Venezuelan artist Gustavo Matamoros, is a stalwart in South Florida’s avant-garde scene when it comes to augmented sound. Now, after winning The Knight Foundation’s Art Challenge — a grant-based competition held by the Knight Foundation in Miami, Akron and Detroit — he has decided to compose a four-part series of live exhibitions.
Matamoros is a founder of The Subtropics festival, a product of the South Florida Composer’s Alliance, which celebrated its 25th anniversary in 2021. The experimental music festival has featured hundreds of international composers over the years.
“I myself am very interested in the idea of recorded sound,” says Matamoros. “Once you capture a sound, it becomes raw material that can be controlled.”
Matamoros, born in Caracas, is a digital virtuoso who grew up programming analog synthesizers in an era where avant-garde music began pushing sonic boundaries.
This fall, he and fellow composer David Dunn created “Indivisibles,” a sound-art album accompanied by animated projections. The piece debuted recently at the Deering Estate, where Matamoros is a year-long resident.
“For me, it started as an explanation of these little audibles,” says Matamoros. “Each one of them is an event. Something that is integral.”
“Indivisibles,” is a symphonic arrangement consisting of amplified raw material.
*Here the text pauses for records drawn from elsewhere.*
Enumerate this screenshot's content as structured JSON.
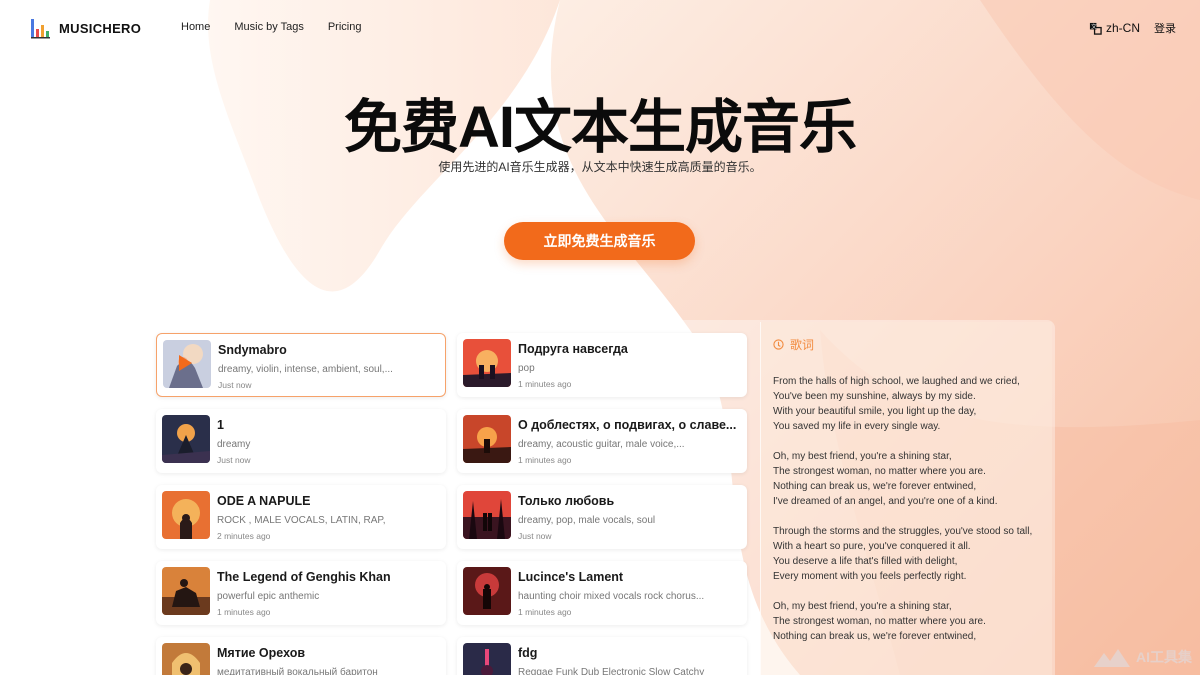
{
  "brand": {
    "name": "MUSICHERO"
  },
  "nav": {
    "items": [
      "Home",
      "Music by Tags",
      "Pricing"
    ]
  },
  "header": {
    "language": "zh-CN",
    "login_label": "登录"
  },
  "hero": {
    "title": "免费AI文本生成音乐",
    "subtitle": "使用先进的AI音乐生成器，从文本中快速生成高质量的音乐。",
    "cta_label": "立即免费生成音乐"
  },
  "songs_left": [
    {
      "title": "Sndymabro",
      "tags": "dreamy, violin, intense, ambient, soul,...",
      "time": "Just now"
    },
    {
      "title": "1",
      "tags": "dreamy",
      "time": "Just now"
    },
    {
      "title": "ODE A NAPULE",
      "tags": "ROCK , MALE VOCALS, LATIN, RAP,",
      "time": "2 minutes ago"
    },
    {
      "title": "The Legend of Genghis Khan",
      "tags": "powerful epic anthemic",
      "time": "1 minutes ago"
    },
    {
      "title": "Мятие Орехов",
      "tags": "медитативный вокальный баритон",
      "time": ""
    }
  ],
  "songs_right": [
    {
      "title": "Подруга навсегда",
      "tags": "pop",
      "time": "1 minutes ago"
    },
    {
      "title": "О доблестях, о подвигах, о славе...",
      "tags": "dreamy, acoustic guitar, male voice,...",
      "time": "1 minutes ago"
    },
    {
      "title": "Только любовь",
      "tags": "dreamy, pop, male vocals, soul",
      "time": "Just now"
    },
    {
      "title": "Lucince's Lament",
      "tags": "haunting choir mixed vocals rock chorus...",
      "time": "1 minutes ago"
    },
    {
      "title": "fdg",
      "tags": "Reggae Funk Dub Electronic Slow Catchy",
      "time": ""
    }
  ],
  "lyrics": {
    "label": "歌词",
    "text": "From the halls of high school, we laughed and we cried,\nYou've been my sunshine, always by my side.\nWith your beautiful smile, you light up the day,\nYou saved my life in every single way.\n\nOh, my best friend, you're a shining star,\nThe strongest woman, no matter where you are.\nNothing can break us, we're forever entwined,\nI've dreamed of an angel, and you're one of a kind.\n\nThrough the storms and the struggles, you've stood so tall,\nWith a heart so pure, you've conquered it all.\nYou deserve a life that's filled with delight,\nEvery moment with you feels perfectly right.\n\nOh, my best friend, you're a shining star,\nThe strongest woman, no matter where you are.\nNothing can break us, we're forever entwined,"
  },
  "watermark": {
    "text": "AI工具集"
  },
  "colors": {
    "accent": "#f26a1b",
    "selected_border": "#f6a26a",
    "lyrics_label": "#f28a3e"
  }
}
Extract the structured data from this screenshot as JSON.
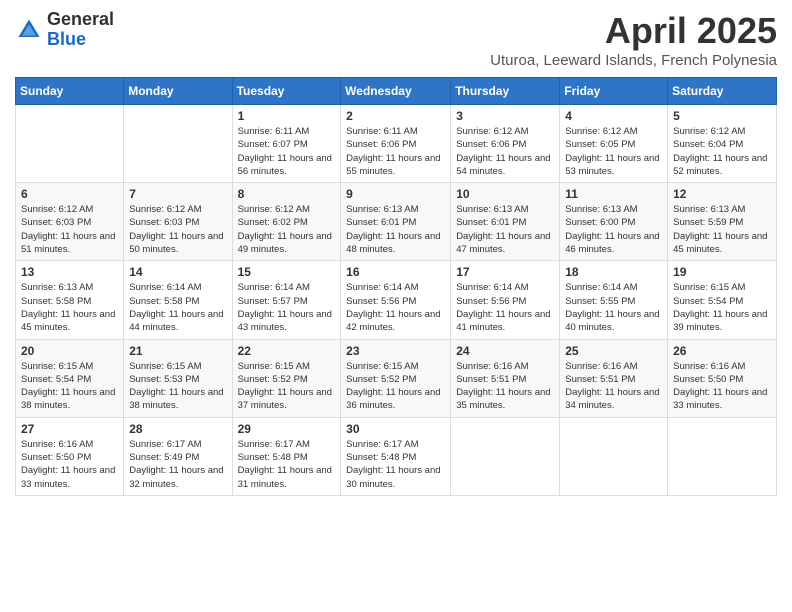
{
  "logo": {
    "general": "General",
    "blue": "Blue"
  },
  "header": {
    "month": "April 2025",
    "location": "Uturoa, Leeward Islands, French Polynesia"
  },
  "weekdays": [
    "Sunday",
    "Monday",
    "Tuesday",
    "Wednesday",
    "Thursday",
    "Friday",
    "Saturday"
  ],
  "weeks": [
    [
      null,
      null,
      {
        "day": 1,
        "sunrise": "6:11 AM",
        "sunset": "6:07 PM",
        "daylight": "11 hours and 56 minutes."
      },
      {
        "day": 2,
        "sunrise": "6:11 AM",
        "sunset": "6:06 PM",
        "daylight": "11 hours and 55 minutes."
      },
      {
        "day": 3,
        "sunrise": "6:12 AM",
        "sunset": "6:06 PM",
        "daylight": "11 hours and 54 minutes."
      },
      {
        "day": 4,
        "sunrise": "6:12 AM",
        "sunset": "6:05 PM",
        "daylight": "11 hours and 53 minutes."
      },
      {
        "day": 5,
        "sunrise": "6:12 AM",
        "sunset": "6:04 PM",
        "daylight": "11 hours and 52 minutes."
      }
    ],
    [
      {
        "day": 6,
        "sunrise": "6:12 AM",
        "sunset": "6:03 PM",
        "daylight": "11 hours and 51 minutes."
      },
      {
        "day": 7,
        "sunrise": "6:12 AM",
        "sunset": "6:03 PM",
        "daylight": "11 hours and 50 minutes."
      },
      {
        "day": 8,
        "sunrise": "6:12 AM",
        "sunset": "6:02 PM",
        "daylight": "11 hours and 49 minutes."
      },
      {
        "day": 9,
        "sunrise": "6:13 AM",
        "sunset": "6:01 PM",
        "daylight": "11 hours and 48 minutes."
      },
      {
        "day": 10,
        "sunrise": "6:13 AM",
        "sunset": "6:01 PM",
        "daylight": "11 hours and 47 minutes."
      },
      {
        "day": 11,
        "sunrise": "6:13 AM",
        "sunset": "6:00 PM",
        "daylight": "11 hours and 46 minutes."
      },
      {
        "day": 12,
        "sunrise": "6:13 AM",
        "sunset": "5:59 PM",
        "daylight": "11 hours and 45 minutes."
      }
    ],
    [
      {
        "day": 13,
        "sunrise": "6:13 AM",
        "sunset": "5:58 PM",
        "daylight": "11 hours and 45 minutes."
      },
      {
        "day": 14,
        "sunrise": "6:14 AM",
        "sunset": "5:58 PM",
        "daylight": "11 hours and 44 minutes."
      },
      {
        "day": 15,
        "sunrise": "6:14 AM",
        "sunset": "5:57 PM",
        "daylight": "11 hours and 43 minutes."
      },
      {
        "day": 16,
        "sunrise": "6:14 AM",
        "sunset": "5:56 PM",
        "daylight": "11 hours and 42 minutes."
      },
      {
        "day": 17,
        "sunrise": "6:14 AM",
        "sunset": "5:56 PM",
        "daylight": "11 hours and 41 minutes."
      },
      {
        "day": 18,
        "sunrise": "6:14 AM",
        "sunset": "5:55 PM",
        "daylight": "11 hours and 40 minutes."
      },
      {
        "day": 19,
        "sunrise": "6:15 AM",
        "sunset": "5:54 PM",
        "daylight": "11 hours and 39 minutes."
      }
    ],
    [
      {
        "day": 20,
        "sunrise": "6:15 AM",
        "sunset": "5:54 PM",
        "daylight": "11 hours and 38 minutes."
      },
      {
        "day": 21,
        "sunrise": "6:15 AM",
        "sunset": "5:53 PM",
        "daylight": "11 hours and 38 minutes."
      },
      {
        "day": 22,
        "sunrise": "6:15 AM",
        "sunset": "5:52 PM",
        "daylight": "11 hours and 37 minutes."
      },
      {
        "day": 23,
        "sunrise": "6:15 AM",
        "sunset": "5:52 PM",
        "daylight": "11 hours and 36 minutes."
      },
      {
        "day": 24,
        "sunrise": "6:16 AM",
        "sunset": "5:51 PM",
        "daylight": "11 hours and 35 minutes."
      },
      {
        "day": 25,
        "sunrise": "6:16 AM",
        "sunset": "5:51 PM",
        "daylight": "11 hours and 34 minutes."
      },
      {
        "day": 26,
        "sunrise": "6:16 AM",
        "sunset": "5:50 PM",
        "daylight": "11 hours and 33 minutes."
      }
    ],
    [
      {
        "day": 27,
        "sunrise": "6:16 AM",
        "sunset": "5:50 PM",
        "daylight": "11 hours and 33 minutes."
      },
      {
        "day": 28,
        "sunrise": "6:17 AM",
        "sunset": "5:49 PM",
        "daylight": "11 hours and 32 minutes."
      },
      {
        "day": 29,
        "sunrise": "6:17 AM",
        "sunset": "5:48 PM",
        "daylight": "11 hours and 31 minutes."
      },
      {
        "day": 30,
        "sunrise": "6:17 AM",
        "sunset": "5:48 PM",
        "daylight": "11 hours and 30 minutes."
      },
      null,
      null,
      null
    ]
  ]
}
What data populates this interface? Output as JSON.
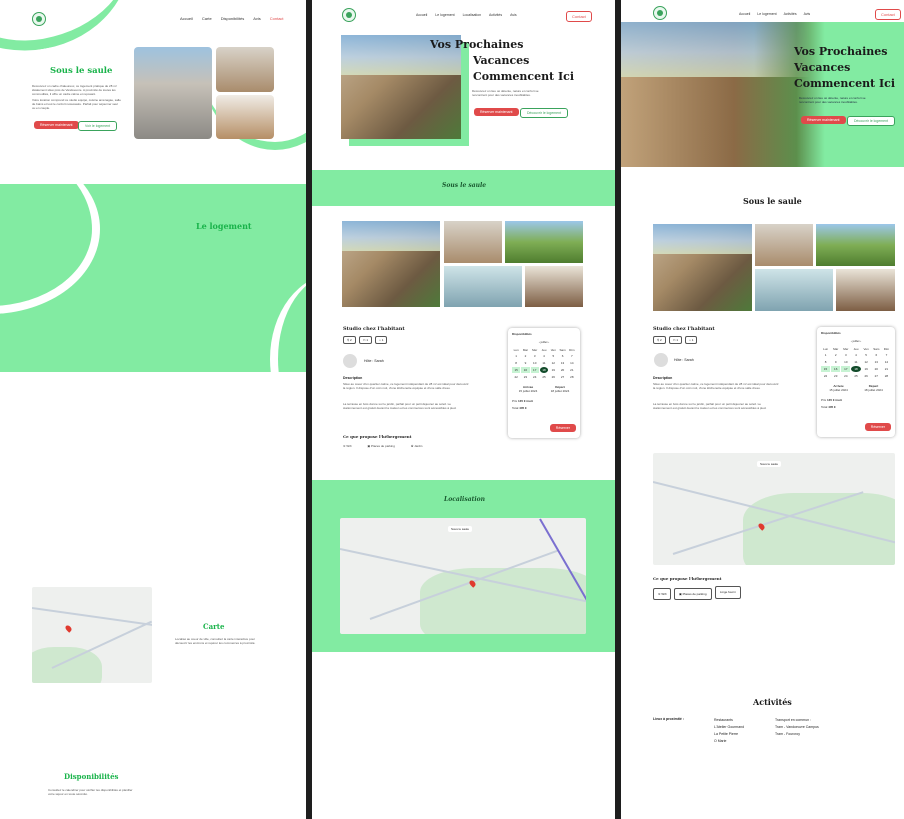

Matamoros points to Frenchman Pierre Schaeffer’s musique concrète as a source of inspiration for the project.
Schaeffer’s work consists of digitally altered compilations of organic sound. Like “Indivisibles,” Schaeffer’s work manipulates the pitch, reverberation and length of naturally occurring sound to make it more artistic.
For example, track number six, “Cocktail Hour in Little Havana,” uses an electronic piano to mimic the rhythm of human conversation recorded in Miami’s Little Havana neighborhood.
The soft piano keys struggle to keep up with the natural coherence of human conversation.
“The piano is trying to imitate exactly what everybody is doing. It is actually extracting the notes out of the conversation,” says Matamoros. “If I just played you the piano alone you would probably say ‘Wow what a weird sound!’ But when you understand that those things are totally natural…”
Track number seven, “Thresholds and Fragile States,” is a robotic live performance piece.
“These are analog circuits which are generating sound based on chaos theory,” says Dunn. “You change one thing, you change the other eight variations in unpredictable ways.”
The circuits are chaotically entangled, meaning they are co-dependent and susceptible to changes based on the actions of the other.
The audio is visually complemented by cover art from Ralph Provisero and projected animations by Freddy Jouwayed, largely a product of their musical interpretation.
PIN PAN PUN, the second part of the series, was held on September 8.
The title is entirely up to the spectator’s interpretation. Matamoros simply states that he named all the pieces to represent a progressive continuum.
The act was preceded by an introductory foreword titled “From the Book of Modern Sorcery,” by collaborator José Hernández Sánchez which involved a spiritual cleansing with a rubber chicken.
The intermedia event ran like a play. It consisted of six acts combing sound with moving pictures. The third act,“I Saw a Light in my Chamber,” saw Gustavo Matamoros playing a musical saw with a violin bow.
Matamoros then used the same saw to cut off a piece of wooden plank in real time.
Audience reception was mixed, with many of the spectators not knowing whether to clap after some of the acts.
“It was a super interesting experiment,” says Tony Fernandez, a part-time professor at New World School of the Arts in Miami. “It engages your senses and you have to give it a chance.”
Much like “Indivisibles,” all the pieces in PIN PAN PUN were both sonically and visually stimulating. The holographic lightning made for an intimate listening experience that filled the room with life.
Lukas Ligeti, a sound artist from Austria, thinks the exhibition successfully managed to display the natural variations of sound through human manipulation.
“Very often with sound art, it sticks to one concept. It is interesting to see a concert program with shorter pieces that investigate different types of sounds in various conditions,” says Ligeti. “I think people are humanly organizing phenomena of nature.”
The final installation in Matamoros’s exhibition, “And Sometimes There is More,” will be shown on September 22 at the Deering Estate Theatre.